Call for Participation

Deep video understanding is a difficult task which requires systems to develop a deep analysis and understanding of the relationships between different entities in video, to use known information to reason about other, more hidden information, and to populate a knowledge graph (KG) representation with all acquired information. To work on this task, a system should take into consideration all available modalities (speech, image/video, and in some cases text). The aim of this challenge series is to push the limits of multimodal extraction, fusion, and analysis techniques to address the problem of analyzing long duration videos holistically and extracting useful knowledge to utilize it in solving different types of queries. The target knowledge includes both visual and non-visual elements. As videos and multimedia data are getting more and more popular and usable by users in different domains and contexts, the research, approaches and techniques we aim to be applied in this Grand Challenge will be very relevant in the coming years and near future.

Challenge Overview:

Interested participants are invited to apply their approaches and methods on an extended novel Deep Video Understanding (DVU) dataset being made available by the challenge organizers. The dataset is split into a development data of 19 movies from the 2020-2022 versions of this challenge, 14 of these with Creative Commons licenses, and 5 movies licensed from KinoLorberEdu platform which were part of the test set for the 2022 version. The test set will be comprised of 5 movies licensed from KinoLorberEdu platform. One of these movies is reused from the 2022 version of this challenge while the other 4 have not been used in this challenge before. The development data includes: original whole videos, segmented scene shots, image examples of main characters and locations, movie-level KG representation of the relationships between main characters, relationships between characters key-locations, scene-level KG representation of each scene in a movie (location type, characters, interactions between them, order of interactions, sentiment of scene, and a short textual summary), and a global shared ontology of locations, relationships (family, social, work), interactions and sentiments.

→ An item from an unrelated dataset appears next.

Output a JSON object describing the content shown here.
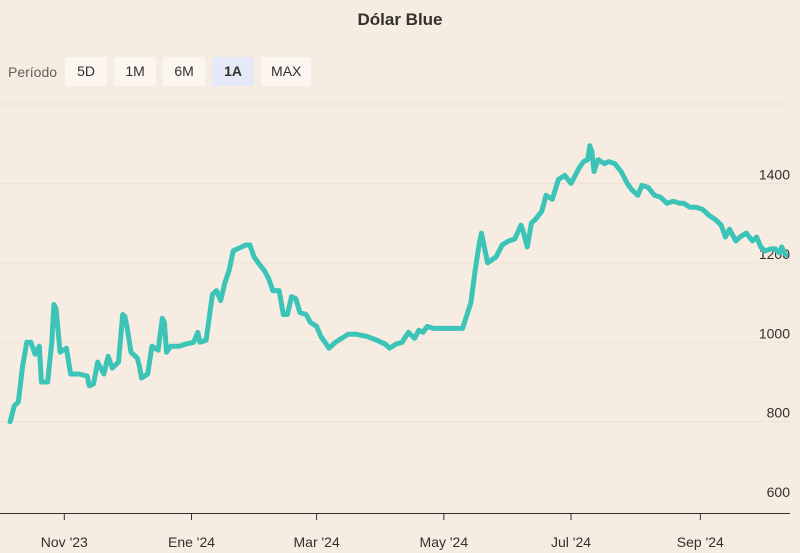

The organizers will support evaluation and scoring for a hybrid of main query types, at the overall movie level and at the individual scene level distributed with the dataset. Participants will be given the choice to submit results for either the movie-level or scene-level queries, or both. And for each category, queries are grouped for more flexible submission options (please refer to the dataset webpage for more details):

Example Question types at Overall Movie Level:

- Multiple choice question answering on part of Knowledge Graph for selected movies.
- Fill in the Graph Space - Given a partial graph, systems will be asked to fill in the graph space.

Example Question types at Individual Scene Level:

- Find next or previous interaction, given two people, a specific scene, and the interaction between them.
- Find a unique scene given a set of interactions and a scene list.
- Fill in the Graph Space - Given a partial graph for a scene, systems will be asked to fill in the graph space.
- Match between selected scenes and set of scene descriptions written in natural language .
- Scene sentiment classification.

An addition to the 2023 challenge is a new robustness sub-task that systems can choose to submit solutions to. To measure the robustness of the multi-modal systems participating in the challenge this year, we will provide a secondary version of the testing dataset after introducing various types of perturbations and corruptions observed in real-world multi-modal data. This will allow teams and organizers to measure how much systems performance can get affected by the introduced noise.

Submission

Run submission XML files should be emailed directly to George Awad (george.awad@nist.gov). Please indicate ACMMM Grand Challenge in the subject line. Please refer to the Supported datasets page for XML sample queries, response files and DTD required (Please check regularly for latest updates about submission format) to follow when submitting your results.

Grand Challenge papers (Top-3 Solutions) will go through a single-blind review process. (Author names and affiliations should be included.) Papers should be limited to 4 pages in length + up to 2 extra pages for references only. Please check the main ACMMM2023 conference website for further details.

Papers should be submitted directly via the main conference submission site: https://cmt3.research.microsoft.com/ACMMMGrandChallenge2023/Submission/Index

Each Grand Challenge Submitted paper should be formatted as 4-page short paper and will be included in the main conference proceeding.

Important Dates

DVU development data release: Available now for download from HERE
Testing dataset release : Available now after submitting the data agreement form located HERE
Testing queries release: Available from this URL. Please check the readme file provided
Paper submission deadline: July 14, 2023 - submission link is HERE
Submissions of solutions to organizers: July 14, 2023
Results released back to participants: July 24 2023
Notification to authors: July 24, 2023 (Top-3 teams should prepare their camera ready papers)
Camera-ready submission: July 31, 2023
Grand Challenge at ACM Multimedia: TBD